Zdaniem prezydenta "niebezpiecznym" jest gromadzenie ludzi pod hasłem "sfałszowano wybory". - To jest próba robienia polityki partyjnej kosztem wiarygodności polskiej demokracji - mówił Bronisław Komorowski w Radiu ZET.
Przekonywał przy tym, że jest to oryginalny pomysł, "aby sugerując, że jest zagrożona polska demokracja, z tej demokracji w pełni korzystać".
- Sam fakt tej demonstracji jest dowodem na to, że demokracja ma się nie najgorzej - podkreślił.
Przekonywał też, że "na tym polegają manowce demokracji, że każdy może tworzyć mity".

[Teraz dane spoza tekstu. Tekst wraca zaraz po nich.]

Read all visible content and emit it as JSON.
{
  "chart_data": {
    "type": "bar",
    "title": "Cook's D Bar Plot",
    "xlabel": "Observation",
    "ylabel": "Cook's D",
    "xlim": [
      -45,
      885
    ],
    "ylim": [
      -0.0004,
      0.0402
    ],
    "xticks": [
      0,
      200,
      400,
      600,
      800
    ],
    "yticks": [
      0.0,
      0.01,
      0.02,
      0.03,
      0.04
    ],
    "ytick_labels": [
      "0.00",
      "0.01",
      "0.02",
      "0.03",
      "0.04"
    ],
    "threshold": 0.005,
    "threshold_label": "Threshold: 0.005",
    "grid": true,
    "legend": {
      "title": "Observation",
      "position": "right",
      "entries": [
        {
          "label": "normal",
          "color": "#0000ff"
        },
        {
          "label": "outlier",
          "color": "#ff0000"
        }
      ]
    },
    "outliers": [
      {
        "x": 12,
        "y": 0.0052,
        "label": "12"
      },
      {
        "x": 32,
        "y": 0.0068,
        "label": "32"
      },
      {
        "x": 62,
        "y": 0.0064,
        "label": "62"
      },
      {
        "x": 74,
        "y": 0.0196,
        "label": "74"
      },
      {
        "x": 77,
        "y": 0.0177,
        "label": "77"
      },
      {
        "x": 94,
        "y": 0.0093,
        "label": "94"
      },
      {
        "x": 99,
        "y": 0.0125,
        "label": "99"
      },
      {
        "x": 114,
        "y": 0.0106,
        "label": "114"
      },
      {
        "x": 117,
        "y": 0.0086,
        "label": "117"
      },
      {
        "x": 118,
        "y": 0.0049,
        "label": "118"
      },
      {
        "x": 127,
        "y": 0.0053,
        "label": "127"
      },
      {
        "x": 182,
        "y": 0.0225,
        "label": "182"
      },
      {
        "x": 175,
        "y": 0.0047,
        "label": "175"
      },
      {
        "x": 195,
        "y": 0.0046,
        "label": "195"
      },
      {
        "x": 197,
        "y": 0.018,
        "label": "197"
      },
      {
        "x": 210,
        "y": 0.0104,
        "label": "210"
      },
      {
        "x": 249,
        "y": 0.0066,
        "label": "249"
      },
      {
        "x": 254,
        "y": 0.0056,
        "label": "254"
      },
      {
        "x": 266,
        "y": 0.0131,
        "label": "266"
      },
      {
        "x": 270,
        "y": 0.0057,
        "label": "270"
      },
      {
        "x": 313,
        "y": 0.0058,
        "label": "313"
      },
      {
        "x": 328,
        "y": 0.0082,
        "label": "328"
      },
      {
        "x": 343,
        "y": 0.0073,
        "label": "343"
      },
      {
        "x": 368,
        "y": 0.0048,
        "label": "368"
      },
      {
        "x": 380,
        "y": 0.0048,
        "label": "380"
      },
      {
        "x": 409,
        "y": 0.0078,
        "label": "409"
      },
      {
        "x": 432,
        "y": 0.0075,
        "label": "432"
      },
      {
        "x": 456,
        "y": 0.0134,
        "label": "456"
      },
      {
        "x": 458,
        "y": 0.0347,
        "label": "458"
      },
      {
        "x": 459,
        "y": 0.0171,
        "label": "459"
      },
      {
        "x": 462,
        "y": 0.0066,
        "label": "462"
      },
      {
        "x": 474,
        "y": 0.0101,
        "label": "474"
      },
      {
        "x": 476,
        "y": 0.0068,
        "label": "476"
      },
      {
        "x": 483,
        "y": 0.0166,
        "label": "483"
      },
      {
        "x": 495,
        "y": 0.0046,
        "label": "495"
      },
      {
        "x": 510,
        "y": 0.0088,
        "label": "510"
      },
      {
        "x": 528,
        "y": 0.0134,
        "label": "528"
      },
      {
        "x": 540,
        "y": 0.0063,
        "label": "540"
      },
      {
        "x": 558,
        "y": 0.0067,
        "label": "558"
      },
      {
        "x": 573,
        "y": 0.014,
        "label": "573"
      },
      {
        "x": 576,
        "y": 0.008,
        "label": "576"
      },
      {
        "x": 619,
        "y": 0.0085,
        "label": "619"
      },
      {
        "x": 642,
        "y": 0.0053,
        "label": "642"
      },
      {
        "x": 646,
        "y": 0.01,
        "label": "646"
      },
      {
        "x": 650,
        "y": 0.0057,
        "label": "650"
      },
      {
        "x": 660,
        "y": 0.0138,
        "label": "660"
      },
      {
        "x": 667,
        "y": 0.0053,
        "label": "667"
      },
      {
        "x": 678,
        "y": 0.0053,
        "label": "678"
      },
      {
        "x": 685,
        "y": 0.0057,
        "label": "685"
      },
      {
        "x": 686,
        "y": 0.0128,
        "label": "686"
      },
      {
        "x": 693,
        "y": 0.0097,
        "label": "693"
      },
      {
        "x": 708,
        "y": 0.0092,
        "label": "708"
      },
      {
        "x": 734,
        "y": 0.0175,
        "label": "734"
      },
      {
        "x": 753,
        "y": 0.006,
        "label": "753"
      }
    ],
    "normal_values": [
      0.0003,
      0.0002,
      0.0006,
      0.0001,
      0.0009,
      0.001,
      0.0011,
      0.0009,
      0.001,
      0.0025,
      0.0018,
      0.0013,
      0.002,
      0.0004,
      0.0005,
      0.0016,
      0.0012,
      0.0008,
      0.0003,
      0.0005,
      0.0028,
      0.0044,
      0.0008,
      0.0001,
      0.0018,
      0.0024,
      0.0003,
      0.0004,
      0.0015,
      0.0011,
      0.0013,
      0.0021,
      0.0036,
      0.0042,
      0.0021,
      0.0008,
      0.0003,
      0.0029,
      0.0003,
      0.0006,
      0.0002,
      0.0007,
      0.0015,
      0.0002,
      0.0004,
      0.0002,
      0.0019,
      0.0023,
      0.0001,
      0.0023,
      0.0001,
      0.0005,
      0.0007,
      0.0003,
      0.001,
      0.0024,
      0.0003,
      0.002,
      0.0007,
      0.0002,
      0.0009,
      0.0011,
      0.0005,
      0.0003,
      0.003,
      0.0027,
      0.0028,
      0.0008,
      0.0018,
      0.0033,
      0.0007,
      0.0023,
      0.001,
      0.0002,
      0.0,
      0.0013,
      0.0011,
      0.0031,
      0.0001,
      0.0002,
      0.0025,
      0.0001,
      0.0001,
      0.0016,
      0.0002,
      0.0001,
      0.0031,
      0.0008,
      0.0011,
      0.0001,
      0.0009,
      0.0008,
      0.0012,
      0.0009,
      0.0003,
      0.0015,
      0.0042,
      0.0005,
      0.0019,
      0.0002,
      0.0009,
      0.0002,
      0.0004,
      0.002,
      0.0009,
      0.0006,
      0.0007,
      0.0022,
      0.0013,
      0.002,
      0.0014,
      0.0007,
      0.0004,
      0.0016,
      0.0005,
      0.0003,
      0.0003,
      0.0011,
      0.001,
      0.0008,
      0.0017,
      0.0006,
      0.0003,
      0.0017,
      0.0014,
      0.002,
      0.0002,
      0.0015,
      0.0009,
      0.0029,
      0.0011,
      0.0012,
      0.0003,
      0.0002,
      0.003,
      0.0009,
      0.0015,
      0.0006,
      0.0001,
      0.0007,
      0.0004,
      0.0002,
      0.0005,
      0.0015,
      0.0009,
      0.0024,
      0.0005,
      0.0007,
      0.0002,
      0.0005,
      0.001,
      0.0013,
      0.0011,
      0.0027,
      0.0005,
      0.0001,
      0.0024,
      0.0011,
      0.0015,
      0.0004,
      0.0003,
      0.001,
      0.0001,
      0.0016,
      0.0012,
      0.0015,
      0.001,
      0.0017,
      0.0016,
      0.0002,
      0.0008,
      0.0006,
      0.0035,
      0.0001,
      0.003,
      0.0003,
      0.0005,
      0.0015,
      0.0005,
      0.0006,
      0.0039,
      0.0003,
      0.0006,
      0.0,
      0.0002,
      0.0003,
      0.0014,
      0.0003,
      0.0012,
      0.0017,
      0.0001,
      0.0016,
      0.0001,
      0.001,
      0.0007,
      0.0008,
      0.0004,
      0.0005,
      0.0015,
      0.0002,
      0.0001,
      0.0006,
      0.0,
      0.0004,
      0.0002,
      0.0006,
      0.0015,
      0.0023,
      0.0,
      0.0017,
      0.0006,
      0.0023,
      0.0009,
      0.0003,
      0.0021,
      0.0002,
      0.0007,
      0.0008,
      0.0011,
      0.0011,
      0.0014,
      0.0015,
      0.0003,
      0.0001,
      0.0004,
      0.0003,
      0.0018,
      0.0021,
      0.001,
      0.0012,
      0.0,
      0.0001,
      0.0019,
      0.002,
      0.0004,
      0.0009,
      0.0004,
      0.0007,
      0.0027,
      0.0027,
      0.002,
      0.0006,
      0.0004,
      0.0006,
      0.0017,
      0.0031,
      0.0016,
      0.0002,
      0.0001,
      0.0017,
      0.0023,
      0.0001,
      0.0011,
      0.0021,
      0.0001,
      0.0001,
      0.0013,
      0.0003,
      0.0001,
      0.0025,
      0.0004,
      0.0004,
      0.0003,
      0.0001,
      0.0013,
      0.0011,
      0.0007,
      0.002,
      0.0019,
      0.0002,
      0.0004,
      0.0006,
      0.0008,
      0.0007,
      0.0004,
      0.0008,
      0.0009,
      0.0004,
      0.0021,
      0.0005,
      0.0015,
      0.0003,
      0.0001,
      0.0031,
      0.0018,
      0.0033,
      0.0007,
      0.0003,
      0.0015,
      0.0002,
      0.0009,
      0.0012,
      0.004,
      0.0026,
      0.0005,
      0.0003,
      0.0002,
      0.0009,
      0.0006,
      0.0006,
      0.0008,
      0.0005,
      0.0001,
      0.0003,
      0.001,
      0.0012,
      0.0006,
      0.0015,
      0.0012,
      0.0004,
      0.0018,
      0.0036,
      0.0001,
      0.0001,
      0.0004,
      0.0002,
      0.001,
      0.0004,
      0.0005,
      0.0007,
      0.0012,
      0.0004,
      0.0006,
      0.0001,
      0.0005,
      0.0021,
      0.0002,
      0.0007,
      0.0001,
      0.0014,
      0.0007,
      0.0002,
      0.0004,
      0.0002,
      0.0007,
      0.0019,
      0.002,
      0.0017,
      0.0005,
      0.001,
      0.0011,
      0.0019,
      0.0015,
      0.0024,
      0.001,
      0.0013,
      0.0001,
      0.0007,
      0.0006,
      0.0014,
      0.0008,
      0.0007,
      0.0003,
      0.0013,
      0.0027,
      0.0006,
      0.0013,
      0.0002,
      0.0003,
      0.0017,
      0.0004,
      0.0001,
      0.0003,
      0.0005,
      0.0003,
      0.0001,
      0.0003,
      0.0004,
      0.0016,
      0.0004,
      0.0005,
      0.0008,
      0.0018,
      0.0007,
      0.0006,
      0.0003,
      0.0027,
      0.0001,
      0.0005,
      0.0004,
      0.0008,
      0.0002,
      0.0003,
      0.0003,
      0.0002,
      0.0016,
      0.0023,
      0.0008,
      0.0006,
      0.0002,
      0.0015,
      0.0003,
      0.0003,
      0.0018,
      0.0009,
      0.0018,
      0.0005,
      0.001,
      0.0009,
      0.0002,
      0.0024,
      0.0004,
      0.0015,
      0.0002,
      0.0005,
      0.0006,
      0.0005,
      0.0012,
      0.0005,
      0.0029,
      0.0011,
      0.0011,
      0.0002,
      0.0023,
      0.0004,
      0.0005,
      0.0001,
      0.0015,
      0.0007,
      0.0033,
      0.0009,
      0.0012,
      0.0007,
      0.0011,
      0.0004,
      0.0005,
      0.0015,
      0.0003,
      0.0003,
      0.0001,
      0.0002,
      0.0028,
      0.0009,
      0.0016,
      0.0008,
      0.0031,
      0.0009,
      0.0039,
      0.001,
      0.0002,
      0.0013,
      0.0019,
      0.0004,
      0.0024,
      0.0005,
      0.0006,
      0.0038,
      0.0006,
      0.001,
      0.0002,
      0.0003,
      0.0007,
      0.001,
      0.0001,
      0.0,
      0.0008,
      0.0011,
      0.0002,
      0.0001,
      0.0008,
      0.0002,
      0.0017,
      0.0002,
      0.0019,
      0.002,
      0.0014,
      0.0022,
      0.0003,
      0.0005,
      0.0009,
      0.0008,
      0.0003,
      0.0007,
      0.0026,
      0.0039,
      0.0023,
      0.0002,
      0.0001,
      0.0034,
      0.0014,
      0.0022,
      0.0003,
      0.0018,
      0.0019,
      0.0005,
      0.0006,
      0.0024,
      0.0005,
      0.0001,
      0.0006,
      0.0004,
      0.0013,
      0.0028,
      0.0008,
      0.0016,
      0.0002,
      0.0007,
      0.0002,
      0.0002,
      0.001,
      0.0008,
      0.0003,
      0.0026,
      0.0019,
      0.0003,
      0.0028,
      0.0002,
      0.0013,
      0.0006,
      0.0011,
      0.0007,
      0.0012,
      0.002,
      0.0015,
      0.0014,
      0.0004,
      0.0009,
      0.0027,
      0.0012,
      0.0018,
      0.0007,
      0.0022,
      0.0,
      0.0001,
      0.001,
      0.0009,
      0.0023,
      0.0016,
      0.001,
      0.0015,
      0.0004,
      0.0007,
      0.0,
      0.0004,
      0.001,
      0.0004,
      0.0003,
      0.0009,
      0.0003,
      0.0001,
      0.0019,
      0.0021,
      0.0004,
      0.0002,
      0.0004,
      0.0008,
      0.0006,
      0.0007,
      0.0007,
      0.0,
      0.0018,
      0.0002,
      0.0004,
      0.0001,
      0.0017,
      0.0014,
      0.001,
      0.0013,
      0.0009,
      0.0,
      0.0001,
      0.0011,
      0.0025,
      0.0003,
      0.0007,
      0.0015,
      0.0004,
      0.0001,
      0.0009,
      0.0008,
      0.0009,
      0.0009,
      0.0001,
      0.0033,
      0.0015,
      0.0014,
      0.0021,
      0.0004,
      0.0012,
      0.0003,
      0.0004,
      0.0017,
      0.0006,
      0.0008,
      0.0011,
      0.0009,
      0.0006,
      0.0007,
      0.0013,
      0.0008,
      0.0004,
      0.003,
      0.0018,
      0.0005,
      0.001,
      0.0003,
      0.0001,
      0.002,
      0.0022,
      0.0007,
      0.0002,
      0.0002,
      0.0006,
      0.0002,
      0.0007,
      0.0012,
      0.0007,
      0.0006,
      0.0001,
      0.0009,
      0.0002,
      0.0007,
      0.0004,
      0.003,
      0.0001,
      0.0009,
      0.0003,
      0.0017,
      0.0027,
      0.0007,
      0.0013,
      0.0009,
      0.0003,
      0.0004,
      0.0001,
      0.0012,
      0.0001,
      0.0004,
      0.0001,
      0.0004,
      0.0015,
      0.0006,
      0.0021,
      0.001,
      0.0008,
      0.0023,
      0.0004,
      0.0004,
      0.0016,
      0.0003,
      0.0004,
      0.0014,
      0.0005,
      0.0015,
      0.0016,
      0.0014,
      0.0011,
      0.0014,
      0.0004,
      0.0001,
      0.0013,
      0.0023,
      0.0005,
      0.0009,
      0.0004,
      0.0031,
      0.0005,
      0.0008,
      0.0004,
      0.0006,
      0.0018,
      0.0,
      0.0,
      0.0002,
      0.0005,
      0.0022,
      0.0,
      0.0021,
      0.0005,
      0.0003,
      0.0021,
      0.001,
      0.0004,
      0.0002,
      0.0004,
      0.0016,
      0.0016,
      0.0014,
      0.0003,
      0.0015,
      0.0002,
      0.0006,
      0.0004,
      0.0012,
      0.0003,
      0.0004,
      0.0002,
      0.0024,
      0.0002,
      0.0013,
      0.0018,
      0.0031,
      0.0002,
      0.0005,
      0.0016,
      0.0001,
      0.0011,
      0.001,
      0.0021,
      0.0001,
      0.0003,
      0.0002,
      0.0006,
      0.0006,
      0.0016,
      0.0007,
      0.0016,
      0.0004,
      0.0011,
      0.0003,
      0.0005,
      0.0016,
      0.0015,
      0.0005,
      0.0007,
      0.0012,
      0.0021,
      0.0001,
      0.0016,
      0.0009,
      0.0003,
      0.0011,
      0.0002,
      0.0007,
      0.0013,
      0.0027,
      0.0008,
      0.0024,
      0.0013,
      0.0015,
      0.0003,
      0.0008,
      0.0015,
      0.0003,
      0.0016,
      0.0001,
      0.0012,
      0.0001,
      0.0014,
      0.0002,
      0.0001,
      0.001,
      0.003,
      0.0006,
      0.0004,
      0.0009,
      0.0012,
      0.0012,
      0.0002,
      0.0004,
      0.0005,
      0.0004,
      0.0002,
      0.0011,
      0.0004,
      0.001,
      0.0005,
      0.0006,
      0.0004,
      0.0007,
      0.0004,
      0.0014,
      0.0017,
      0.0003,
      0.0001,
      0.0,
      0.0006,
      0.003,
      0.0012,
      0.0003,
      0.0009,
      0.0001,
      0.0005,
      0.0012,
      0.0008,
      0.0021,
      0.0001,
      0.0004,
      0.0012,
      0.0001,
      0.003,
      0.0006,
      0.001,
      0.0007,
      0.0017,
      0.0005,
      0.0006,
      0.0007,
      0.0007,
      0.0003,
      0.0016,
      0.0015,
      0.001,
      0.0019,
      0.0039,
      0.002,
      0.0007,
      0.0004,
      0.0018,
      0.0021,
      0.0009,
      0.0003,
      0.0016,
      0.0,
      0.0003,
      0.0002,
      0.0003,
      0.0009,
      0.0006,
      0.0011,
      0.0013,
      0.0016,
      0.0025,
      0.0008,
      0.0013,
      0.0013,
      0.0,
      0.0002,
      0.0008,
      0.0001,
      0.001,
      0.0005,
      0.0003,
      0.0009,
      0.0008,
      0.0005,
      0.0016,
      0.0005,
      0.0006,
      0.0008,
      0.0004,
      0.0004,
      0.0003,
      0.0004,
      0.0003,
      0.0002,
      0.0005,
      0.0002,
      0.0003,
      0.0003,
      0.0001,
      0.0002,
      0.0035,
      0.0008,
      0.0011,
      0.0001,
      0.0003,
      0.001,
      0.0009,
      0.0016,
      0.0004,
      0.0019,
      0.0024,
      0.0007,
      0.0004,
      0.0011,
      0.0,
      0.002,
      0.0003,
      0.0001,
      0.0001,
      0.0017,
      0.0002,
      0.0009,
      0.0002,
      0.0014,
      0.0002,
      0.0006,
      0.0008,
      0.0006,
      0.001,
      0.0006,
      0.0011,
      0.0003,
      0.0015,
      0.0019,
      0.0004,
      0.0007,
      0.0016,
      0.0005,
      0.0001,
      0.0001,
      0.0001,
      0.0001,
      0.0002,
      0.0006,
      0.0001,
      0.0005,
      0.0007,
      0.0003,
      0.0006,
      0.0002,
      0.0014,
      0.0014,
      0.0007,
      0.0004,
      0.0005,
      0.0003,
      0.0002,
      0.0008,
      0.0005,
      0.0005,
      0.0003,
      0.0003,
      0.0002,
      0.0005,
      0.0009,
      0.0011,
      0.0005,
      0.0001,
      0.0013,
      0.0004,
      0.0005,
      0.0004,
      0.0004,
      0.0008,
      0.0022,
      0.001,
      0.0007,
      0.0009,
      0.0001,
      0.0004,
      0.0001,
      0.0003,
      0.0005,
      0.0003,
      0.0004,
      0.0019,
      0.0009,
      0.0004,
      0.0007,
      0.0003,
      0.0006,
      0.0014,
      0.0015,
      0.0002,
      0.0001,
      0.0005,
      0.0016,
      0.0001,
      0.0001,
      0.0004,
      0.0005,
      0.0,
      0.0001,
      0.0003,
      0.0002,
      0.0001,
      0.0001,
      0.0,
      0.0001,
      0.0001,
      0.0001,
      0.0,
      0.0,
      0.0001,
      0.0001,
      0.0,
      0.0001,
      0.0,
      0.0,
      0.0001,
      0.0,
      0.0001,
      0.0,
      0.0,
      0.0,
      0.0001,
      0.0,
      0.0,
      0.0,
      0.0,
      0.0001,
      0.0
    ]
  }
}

"Nie było następnego Majdanu"
Kiedy z kolei Monika Olejnik przypomniała, że politycy PO mówili, że Jarosław Kaczyński chce "podpalić Polskę", to Bronisław Komorowski przyznał, że nic z tych przypuszczeń nie wyszło - "nie było następnego Majdanu", jak skwitował.
Prezydent ocenił też, że pomysły unieważnienia wyborów i wymiany komisji wyborczej w trakcie wyborów to "widzenie świata obok rzeczywistości".